When creating a Source, only printable ASCII characters can be used for the Source name. This is because the name of the Source will be used to create the table name in Glue and Redshift, both of which have limitations on what characters can be used. While the following two characters can be used to create a table name, they will need to be escaped when querying.

Character	Escape Character	Unicode	ASCII
double quote	`\"`	`U+0022`	34
backslash	`\\`	`U+005C`	92

Column Names And Sanitizing Special Characters

It is recommended to also use only printable ASCII characters for column names. While some special characters can be used, this is not recommended. The following special characters are known to cause query errors. They should be sanitized or escaped before querying:

Character	Escape Character	Unicode	ASCII
horizontal tab	`\t`	`U+0009`	9
new line/line feed (LF)	`\n`	`U+000A`	10
form feed (FF)	`\f`	`U+000C`	12
return/carriage return (CR)	`\r`	`U+000D`	13
double quote	`\"`	`U+0022`	34
backslash	`\\`	`U+005C`	92

Nested Fields Size Limit

If the uploaded data contains nested fields, Data Refinery will automatically infer them to struct or array column type. The size limit of all field names in a nested column combined is 131072 bytes. This limit could be reached if the field is a map of unbounded size. To avoid reaching the limit, consider removing the field from imported data, or preprocessing it to an array instead.

Querying Data Best Practices

The following provides the best methods for querying in Data Refinery.

File Upload Size

For the best query performance, files should be no larger than 100MB. Files larger than 1GB will cause queries to fail.

Cast `version` Column

Due to some underlying technical limitations, the version column that contains the version number is always loaded as string type. Therefore, the version column must be cast to int before it can be used for comparison:

cast(t.version as int).

Querying Semistructured Data

Follow the AWS Guide for querying semistructured data, array navigation, object unpivoting, and dynamic typing.

Nested Queries

Redshift does not allow some nested queries when querying nested data structures. Where possible, use SQL temporary table instead.

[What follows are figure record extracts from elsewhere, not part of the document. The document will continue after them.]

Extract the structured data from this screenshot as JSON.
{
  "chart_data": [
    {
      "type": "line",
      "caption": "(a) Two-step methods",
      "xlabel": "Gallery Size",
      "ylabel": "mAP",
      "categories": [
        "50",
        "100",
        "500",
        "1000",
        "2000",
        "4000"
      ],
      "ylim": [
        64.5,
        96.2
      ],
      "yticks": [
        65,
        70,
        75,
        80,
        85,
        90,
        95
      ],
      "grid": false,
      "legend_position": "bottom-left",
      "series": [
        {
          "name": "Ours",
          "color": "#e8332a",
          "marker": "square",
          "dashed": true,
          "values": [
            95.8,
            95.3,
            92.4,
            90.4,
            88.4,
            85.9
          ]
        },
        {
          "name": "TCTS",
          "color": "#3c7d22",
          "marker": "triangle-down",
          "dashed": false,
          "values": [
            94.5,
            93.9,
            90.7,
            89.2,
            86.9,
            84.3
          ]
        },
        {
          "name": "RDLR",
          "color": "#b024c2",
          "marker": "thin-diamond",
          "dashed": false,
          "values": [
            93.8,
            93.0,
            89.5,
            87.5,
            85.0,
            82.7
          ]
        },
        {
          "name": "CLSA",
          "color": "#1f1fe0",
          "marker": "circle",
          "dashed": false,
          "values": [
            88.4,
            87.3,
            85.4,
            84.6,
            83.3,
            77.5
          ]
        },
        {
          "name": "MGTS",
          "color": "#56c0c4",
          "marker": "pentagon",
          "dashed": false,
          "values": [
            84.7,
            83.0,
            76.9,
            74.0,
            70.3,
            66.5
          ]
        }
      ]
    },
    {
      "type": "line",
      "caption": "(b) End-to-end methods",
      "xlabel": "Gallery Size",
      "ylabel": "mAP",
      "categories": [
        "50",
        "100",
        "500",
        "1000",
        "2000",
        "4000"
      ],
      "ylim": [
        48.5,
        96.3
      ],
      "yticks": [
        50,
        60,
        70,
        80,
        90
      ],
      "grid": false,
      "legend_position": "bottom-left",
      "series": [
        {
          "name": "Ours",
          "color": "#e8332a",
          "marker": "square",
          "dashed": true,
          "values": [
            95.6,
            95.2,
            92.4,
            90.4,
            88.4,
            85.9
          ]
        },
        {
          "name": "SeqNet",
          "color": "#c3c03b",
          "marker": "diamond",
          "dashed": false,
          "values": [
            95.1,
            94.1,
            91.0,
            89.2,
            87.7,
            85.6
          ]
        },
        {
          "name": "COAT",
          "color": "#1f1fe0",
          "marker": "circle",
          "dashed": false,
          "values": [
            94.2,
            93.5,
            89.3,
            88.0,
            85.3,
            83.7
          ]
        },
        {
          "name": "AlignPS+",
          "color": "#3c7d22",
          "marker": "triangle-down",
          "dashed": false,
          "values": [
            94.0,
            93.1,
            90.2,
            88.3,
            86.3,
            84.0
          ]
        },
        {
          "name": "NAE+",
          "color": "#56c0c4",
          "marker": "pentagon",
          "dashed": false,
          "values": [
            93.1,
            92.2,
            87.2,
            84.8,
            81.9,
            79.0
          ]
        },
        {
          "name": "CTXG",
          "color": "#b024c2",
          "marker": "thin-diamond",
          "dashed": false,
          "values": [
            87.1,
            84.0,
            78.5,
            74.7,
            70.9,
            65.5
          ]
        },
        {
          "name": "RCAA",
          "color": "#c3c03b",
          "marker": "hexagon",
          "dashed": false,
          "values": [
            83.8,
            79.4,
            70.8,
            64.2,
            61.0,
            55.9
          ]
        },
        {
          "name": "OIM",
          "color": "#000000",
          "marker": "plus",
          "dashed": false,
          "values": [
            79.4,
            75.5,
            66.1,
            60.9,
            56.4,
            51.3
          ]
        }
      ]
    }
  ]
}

For example, for a set of data that contains nested fields:

{
    "version": 1,
    "attributes": {
        "attribute1": "string",
        "attribute2": "string"
    }
}

A query with any nested SELECT statements will result in a Redshift error:

-- This will error! 
SELECT 
    t1."attributes".attribute1
FROM 
    t1 
WHERE 
    t1.version = (select max(t2.version) from refinery_schema.t1 as t2)

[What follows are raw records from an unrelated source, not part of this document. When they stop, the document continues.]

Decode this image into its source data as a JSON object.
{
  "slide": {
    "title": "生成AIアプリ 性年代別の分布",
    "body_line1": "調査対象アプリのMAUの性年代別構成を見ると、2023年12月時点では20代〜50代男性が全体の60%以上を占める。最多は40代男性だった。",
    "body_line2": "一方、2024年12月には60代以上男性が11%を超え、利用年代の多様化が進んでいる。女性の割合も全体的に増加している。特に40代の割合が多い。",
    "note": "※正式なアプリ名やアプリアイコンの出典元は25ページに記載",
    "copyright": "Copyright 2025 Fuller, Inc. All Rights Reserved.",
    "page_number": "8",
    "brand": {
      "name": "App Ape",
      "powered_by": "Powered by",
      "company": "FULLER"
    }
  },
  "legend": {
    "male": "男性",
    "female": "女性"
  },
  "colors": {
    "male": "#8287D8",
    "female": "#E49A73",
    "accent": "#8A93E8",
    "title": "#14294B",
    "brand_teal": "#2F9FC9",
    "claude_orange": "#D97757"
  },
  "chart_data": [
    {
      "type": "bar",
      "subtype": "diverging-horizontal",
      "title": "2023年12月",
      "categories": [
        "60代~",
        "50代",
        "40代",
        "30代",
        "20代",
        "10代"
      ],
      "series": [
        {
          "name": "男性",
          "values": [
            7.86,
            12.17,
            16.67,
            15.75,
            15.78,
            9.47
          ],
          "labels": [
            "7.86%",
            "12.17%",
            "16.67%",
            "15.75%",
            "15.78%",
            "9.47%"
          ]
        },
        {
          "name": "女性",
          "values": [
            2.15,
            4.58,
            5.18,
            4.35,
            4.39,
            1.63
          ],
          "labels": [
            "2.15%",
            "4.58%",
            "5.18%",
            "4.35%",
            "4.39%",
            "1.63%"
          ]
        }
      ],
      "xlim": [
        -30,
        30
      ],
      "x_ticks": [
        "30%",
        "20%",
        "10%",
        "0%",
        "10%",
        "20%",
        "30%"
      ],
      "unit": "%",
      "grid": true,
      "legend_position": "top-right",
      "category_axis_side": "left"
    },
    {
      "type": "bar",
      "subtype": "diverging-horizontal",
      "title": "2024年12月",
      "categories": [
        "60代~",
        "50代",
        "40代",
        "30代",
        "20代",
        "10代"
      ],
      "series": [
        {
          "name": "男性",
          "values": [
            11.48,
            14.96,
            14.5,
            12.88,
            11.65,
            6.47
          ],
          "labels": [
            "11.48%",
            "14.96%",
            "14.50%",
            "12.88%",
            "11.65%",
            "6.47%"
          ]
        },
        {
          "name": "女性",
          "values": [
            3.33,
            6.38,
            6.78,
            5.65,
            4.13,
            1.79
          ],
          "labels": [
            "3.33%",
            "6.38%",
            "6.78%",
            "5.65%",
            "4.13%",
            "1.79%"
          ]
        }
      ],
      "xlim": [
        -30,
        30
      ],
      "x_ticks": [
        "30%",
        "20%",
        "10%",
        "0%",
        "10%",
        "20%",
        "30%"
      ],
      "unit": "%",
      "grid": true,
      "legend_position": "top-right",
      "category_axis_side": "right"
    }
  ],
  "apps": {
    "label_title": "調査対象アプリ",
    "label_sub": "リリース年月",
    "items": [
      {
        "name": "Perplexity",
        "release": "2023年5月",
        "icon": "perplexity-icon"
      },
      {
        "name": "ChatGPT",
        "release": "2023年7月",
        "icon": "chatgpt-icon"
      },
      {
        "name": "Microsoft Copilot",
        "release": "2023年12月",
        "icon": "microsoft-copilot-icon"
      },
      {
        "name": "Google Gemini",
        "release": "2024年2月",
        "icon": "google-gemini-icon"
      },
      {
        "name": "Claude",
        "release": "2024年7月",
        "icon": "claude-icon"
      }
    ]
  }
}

To mitigate this issue, the nested query can be converted to use TEMP TABLE instead:

-- This won't error 
CREATE TEMP TABLE cte1 AS SELECT t1.id, max(cast(t1.version as int)) AS max_version FROM t1 GROUP BY t1.id;

SELECT 
    t1.id,
    t1."attributes".attribute1,
    t1."attributes".attribute2, 
    cast(t1.version as int) as version
FROM 
    t1
INNER JOIN 
    cte1 ON t1.id = cte2.id 
AND 
    cast(t1.version as int) = cte2.max_version;

Note. Temporary table is visible only within the current session. The table is automatically dropped at the end of the session in which it is created.